At one point in My Fair Junkie: A Memoir of Getting Dirty and Staying Clean, Amy Dresner makes a list of all the things she’s lost: “my home, my marriage, my sobriety, my sanity.” An attentive reader could probably add a few more things to her list, including a pair of underwear that ends up covered in spearmint gum.
Dresner, a former stand-up comic turned memoirist, writes about going for broke, going to rehab, and going to the Beverly Hills Hotel—once, that is, when her ex-husband took her there “as if to say ‘Look at the life I can give you.’”
It’s fitting that they never went back. Dresner puts her marriage out of its misery on the first page. She recounts getting high, pulling a knife, and picking up a domestic violence charge. She then spends the next pages drinking and numbing and shooting up and forgetting.
I can’t bear to feel my feelings. I can’t bear to feel how lost I am or how my husband loathes me or how much I loathe myself. I don’t want to feel the regret for the things I’ve said and all the things I didn’t. I want out.
Dresner narrates the “slow decay that accompanies addiction,” while also narrating how hard it is to build a life. She contemplates how habits can turn into habitats—holding places for our anxieties, self-hatred and muzzled longings. I found myself writing “yes!” in the margins and sighing with the relief of recognition.
While some might roll their eyes at another self-absorbed, self-pitying, confessional account, I think what makes My Fair Junkie so powerful is that Dresner captures how a woman might end up “choosing” a life or creating a world for herself that is hard to live in. She isn’t afraid to confront the ways she, too, holds herself back. She makes clear that complaining or wanting out aren’t specialized activities reserved only for the most fractured or fucked up among us.
It’s hard to build a life, no matter who you are, Dresner suggests. And she certainly makes a convincing case by tracking her fall from growing up in Beverly Hills to cleaning LA streets in a “chain gang.”
Getting clean involves the ordinary, spiritual work of showing up and staying present. For Dresner, it also involves the unpredictable, entertaining work of cracking jokes and letting it all hang out, as well as ripping through rehab, sober living, and court-mandated community service.
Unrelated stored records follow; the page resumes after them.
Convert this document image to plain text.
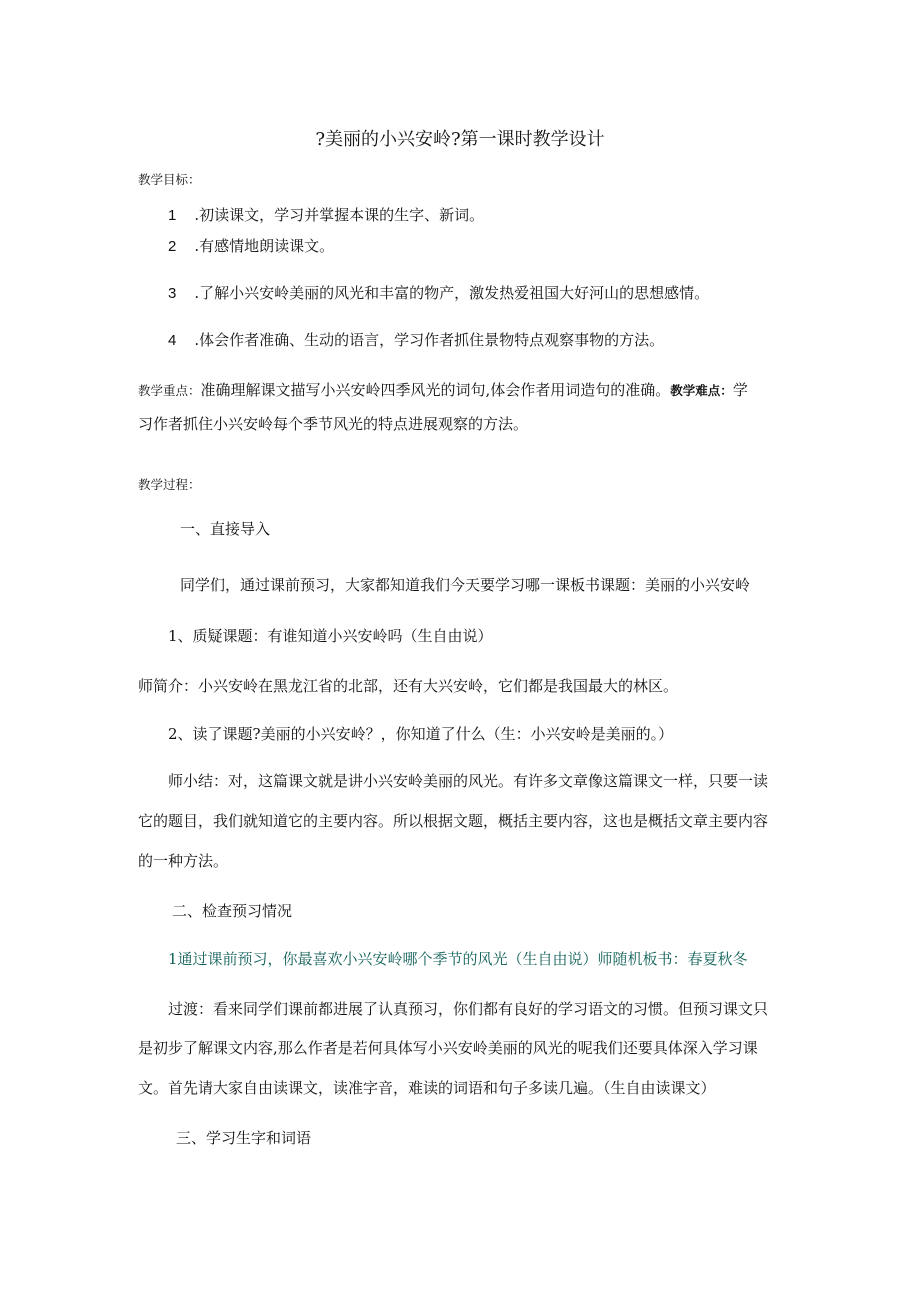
?美丽的小兴安岭?第一课时教学设计
教学目标：
1 .初读课文，学习并掌握本课的生字、新词。
2 .有感情地朗读课文。
3 .了解小兴安岭美丽的风光和丰富的物产，激发热爱祖国大好河山的思想感情。
4 .体会作者准确、生动的语言，学习作者抓住景物特点观察事物的方法。
教学重点：准确理解课文描写小兴安岭四季风光的词句,体会作者用词造句的准确。教学难点：学
习作者抓住小兴安岭每个季节风光的特点进展观察的方法。
教学过程：
一、直接导入
同学们，通过课前预习，大家都知道我们今天要学习哪一课板书课题：美丽的小兴安岭
1、质疑课题：有谁知道小兴安岭吗（生自由说）
师简介：小兴安岭在黑龙江省的北部，还有大兴安岭，它们都是我国最大的林区。
2、读了课题?美丽的小兴安岭？，你知道了什么（生：小兴安岭是美丽的。）
师小结：对，这篇课文就是讲小兴安岭美丽的风光。有许多文章像这篇课文一样，只要一读
它的题目，我们就知道它的主要内容。所以根据文题，概括主要内容，这也是概括文章主要内容
的一种方法。
二、检查预习情况
1通过课前预习，你最喜欢小兴安岭哪个季节的风光（生自由说）师随机板书：春夏秋冬
过渡：看来同学们课前都进展了认真预习，你们都有良好的学习语文的习惯。但预习课文只
是初步了解课文内容,那么作者是若何具体写小兴安岭美丽的风光的呢我们还要具体深入学习课
文。首先请大家自由读课文，读准字音，难读的词语和句子多读几遍。（生自由读课文）
三、学习生字和词语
Recovering with a foot on the gas, Dresner occasionally pushes it a bit too far. At times, she turns people into punchlines. She pokes fun at fat, stupid, and square women. She punches down, as if to underscore she isn’t Brene Brown or Glennon Doyle and isn’t here to encourage us to accept ourselves in all our fullness and complexity. She isn’t here to cultivate a community of love warriors embracing our vulnerability. For me, these sections were hard to stomach.
I flinched at some of Dresner’s cool girl lines, half-cringing that she was liberating herself on the backs of others and half-wondering if she’d joke about my tall lanky frame if she were to lay eyes on me. I questioned if she could have done more to situate her experience politically or to offer a critical reading of addiction and recovery in contemporary life.
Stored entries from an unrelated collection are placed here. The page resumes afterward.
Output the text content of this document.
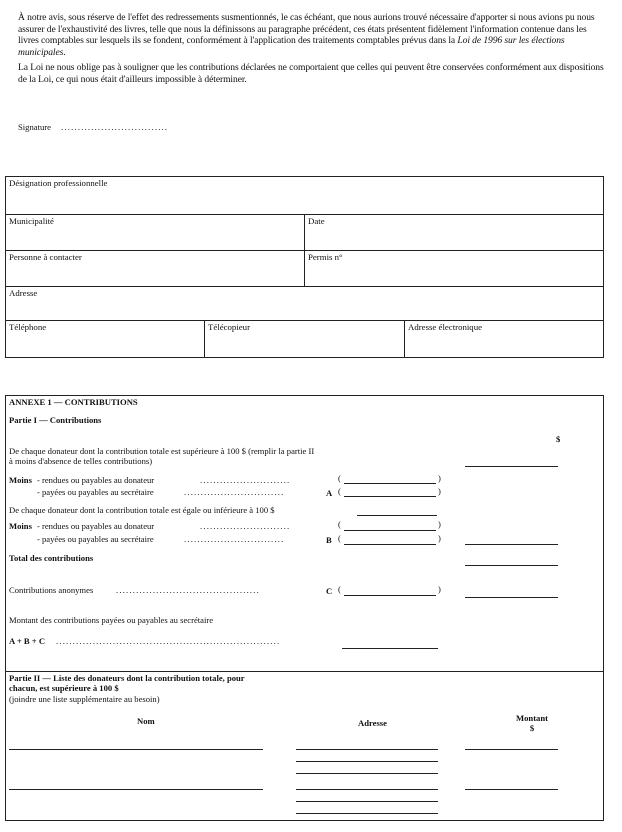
À notre avis, sous réserve de l'effet des redressements susmentionnés, le cas échéant, que nous aurions trouvé nécessaire d'apporter si nous avions pu nous assurer de l'exhaustivité des livres, telle que nous la définissons au paragraphe précédent, ces états présentent fidèlement l'information contenue dans les livres comptables sur lesquels ils se fondent, conformément à l'application des traitements comptables prévus dans la Loi de 1996 sur les élections municipales.
La Loi ne nous oblige pas à souligner que les contributions déclarées ne comportaient que celles qui peuvent être conservées conformément aux dispositions de la Loi, ce qui nous était d'ailleurs impossible à déterminer.
Signature ................................
Désignation professionnelle
Municipalité	Date
Personne à contacter	Permis n°
Adresse
Téléphone	Télécopieur	Adresse électronique
ANNEXE 1 — CONTRIBUTIONS
Partie I — Contributions
$
De chaque donateur dont la contribution totale est supérieure à 100 $ (remplir la partie II
à moins d'absence de telles contributions)
Moins - rendues ou payables au donateur	...........................	(	)
- payées ou payables au secrétaire	..............................	A (	)
De chaque donateur dont la contribution totale est égale ou inférieure à 100 $
Moins - rendues ou payables au donateur	...........................	(	)
- payées ou payables au secrétaire	..............................	B (	)
Total des contributions
Contributions anonymes	...........................................	C (	)
Montant des contributions payées ou payables au secrétaire
A + B + C ...................................................................
Partie II — Liste des donateurs dont la contribution totale, pour
chacun, est supérieure à 100 $
(joindre une liste supplémentaire au besoin)
Nom	Adresse	Montant
$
That said, overall, I found her work entertaining. She’s a comic, not a cultural critic. She’s sarcasm, fur coats, and black eyeliner. Her cultural project—if there is one—centers on staying sober and holding herself—not the rest of us—up. She theorizes the relief that comes with being confined or contained or otherwise held down. And while she points to one-night stands, set routines, and institutional structures as ways of being held, she also articulates the difficult and demanding work of holding herself up—finding her own forms, her own jokes, and her own spearmint-gum trajectory. She beautifully narrates how hard it is to build a life without abandoning oneself, and that’s a worthwhile project, if you ask me.